WeWork (NYSE:WE) – WeWork on Friday confirmed its intention to undertake a 1-for-40 reverse stock split to regain compliance with listing requirements, after raising doubts about its viability. The company’s shares, previously valued at $47 billion, are now worth around $336 million. The company has faced challenges since the collapse of its IPO plans in 2019 and has pursued savings and restructuring measures. The stock split is expected to take effect on September 1.

Deere & Co (NYSE:DE) – Deere & Co beat estimates for third-quarter earnings, up 60%, but its shares fell last Friday on concerns about future sales. Net income rose to $2.98 billion for the quarter ended July 31. Earnings per share came in at $10.20, beating analysts’ forecast of $8.20, according to Refinitiv data. Although it raised the annual projection, the market reacted lukewarm due to the possible slowdown in demand in 2024.

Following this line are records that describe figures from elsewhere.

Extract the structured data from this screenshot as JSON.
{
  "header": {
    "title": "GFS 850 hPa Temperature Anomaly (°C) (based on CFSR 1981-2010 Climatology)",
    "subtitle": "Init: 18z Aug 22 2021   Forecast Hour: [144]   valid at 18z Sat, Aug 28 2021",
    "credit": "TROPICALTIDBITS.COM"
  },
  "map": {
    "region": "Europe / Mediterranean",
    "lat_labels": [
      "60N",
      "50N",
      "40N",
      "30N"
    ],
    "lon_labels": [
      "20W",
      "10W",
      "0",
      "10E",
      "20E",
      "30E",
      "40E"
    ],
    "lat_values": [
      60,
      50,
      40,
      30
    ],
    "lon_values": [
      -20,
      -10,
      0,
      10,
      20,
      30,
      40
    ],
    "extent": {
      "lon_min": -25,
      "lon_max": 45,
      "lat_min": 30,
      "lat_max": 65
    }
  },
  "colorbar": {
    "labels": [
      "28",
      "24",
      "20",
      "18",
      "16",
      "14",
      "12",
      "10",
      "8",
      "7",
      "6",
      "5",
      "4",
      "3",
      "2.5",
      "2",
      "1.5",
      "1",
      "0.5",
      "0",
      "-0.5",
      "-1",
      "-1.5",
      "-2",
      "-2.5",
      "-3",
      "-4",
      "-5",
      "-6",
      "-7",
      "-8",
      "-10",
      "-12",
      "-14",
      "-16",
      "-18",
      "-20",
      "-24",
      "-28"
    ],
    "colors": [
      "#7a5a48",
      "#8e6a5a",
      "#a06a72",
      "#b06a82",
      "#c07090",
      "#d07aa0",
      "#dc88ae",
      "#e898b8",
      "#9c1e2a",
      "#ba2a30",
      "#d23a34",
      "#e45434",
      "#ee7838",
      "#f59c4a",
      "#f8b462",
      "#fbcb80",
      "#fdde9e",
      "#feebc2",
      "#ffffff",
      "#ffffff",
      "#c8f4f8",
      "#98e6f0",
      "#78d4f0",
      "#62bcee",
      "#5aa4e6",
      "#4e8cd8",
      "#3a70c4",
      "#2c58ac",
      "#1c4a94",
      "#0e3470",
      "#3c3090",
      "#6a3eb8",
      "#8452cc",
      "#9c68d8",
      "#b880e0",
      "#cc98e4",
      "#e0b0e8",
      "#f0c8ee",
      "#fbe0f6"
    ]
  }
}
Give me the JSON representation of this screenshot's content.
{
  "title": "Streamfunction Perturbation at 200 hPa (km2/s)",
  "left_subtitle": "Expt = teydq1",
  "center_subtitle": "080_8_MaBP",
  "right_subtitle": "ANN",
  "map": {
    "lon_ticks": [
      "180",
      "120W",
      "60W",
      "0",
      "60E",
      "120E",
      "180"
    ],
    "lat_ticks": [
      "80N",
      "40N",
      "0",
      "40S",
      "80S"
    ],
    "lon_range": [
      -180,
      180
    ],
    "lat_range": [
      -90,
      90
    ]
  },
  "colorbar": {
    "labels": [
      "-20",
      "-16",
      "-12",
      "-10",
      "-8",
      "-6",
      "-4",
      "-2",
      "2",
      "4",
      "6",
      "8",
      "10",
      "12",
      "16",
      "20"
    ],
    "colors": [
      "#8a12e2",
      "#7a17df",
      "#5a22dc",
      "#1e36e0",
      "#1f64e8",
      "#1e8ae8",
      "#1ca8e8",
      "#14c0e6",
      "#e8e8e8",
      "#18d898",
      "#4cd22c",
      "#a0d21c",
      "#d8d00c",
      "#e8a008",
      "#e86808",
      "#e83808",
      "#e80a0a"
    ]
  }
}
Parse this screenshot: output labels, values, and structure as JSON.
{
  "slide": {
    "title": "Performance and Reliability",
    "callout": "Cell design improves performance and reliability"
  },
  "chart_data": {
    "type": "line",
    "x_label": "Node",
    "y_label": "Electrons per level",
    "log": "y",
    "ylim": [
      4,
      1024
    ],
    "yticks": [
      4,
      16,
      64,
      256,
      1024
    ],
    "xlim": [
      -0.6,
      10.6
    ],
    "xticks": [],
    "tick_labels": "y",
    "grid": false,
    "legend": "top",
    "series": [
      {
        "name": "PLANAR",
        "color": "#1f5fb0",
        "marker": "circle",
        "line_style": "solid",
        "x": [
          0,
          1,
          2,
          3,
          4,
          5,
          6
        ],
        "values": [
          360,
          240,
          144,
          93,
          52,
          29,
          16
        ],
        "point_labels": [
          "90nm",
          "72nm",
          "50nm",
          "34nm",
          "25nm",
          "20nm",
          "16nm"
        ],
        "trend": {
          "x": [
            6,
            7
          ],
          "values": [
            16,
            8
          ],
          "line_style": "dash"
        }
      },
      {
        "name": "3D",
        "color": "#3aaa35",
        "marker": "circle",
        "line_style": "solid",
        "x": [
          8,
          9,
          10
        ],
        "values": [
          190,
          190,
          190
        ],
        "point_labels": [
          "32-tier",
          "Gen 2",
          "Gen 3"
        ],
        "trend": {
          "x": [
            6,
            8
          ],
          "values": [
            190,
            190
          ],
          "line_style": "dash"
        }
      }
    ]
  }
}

Jet.AI (NASDAQ:JTAI) – Jet.AI shares fell 16.3% in premarket Monday after the launch of its AI-powered booking app on Apple’s App Store, after closing up 64% on Friday -fair.

Pfizer (NYSE:PFE), Moderna (NASDAQ:MRNA) – Amid an increase in COVID-19 hospitalizations, vaccine manufacturers report efficacy of updated vaccines for circulating variants. Pfizer reported positive results, while Moderna said its vaccine also responds to emerging variants, alleviating concerns. As hospitalizations grow, variants such as EG.5 raise global concerns. Approval and recommendation of new vaccines are expected.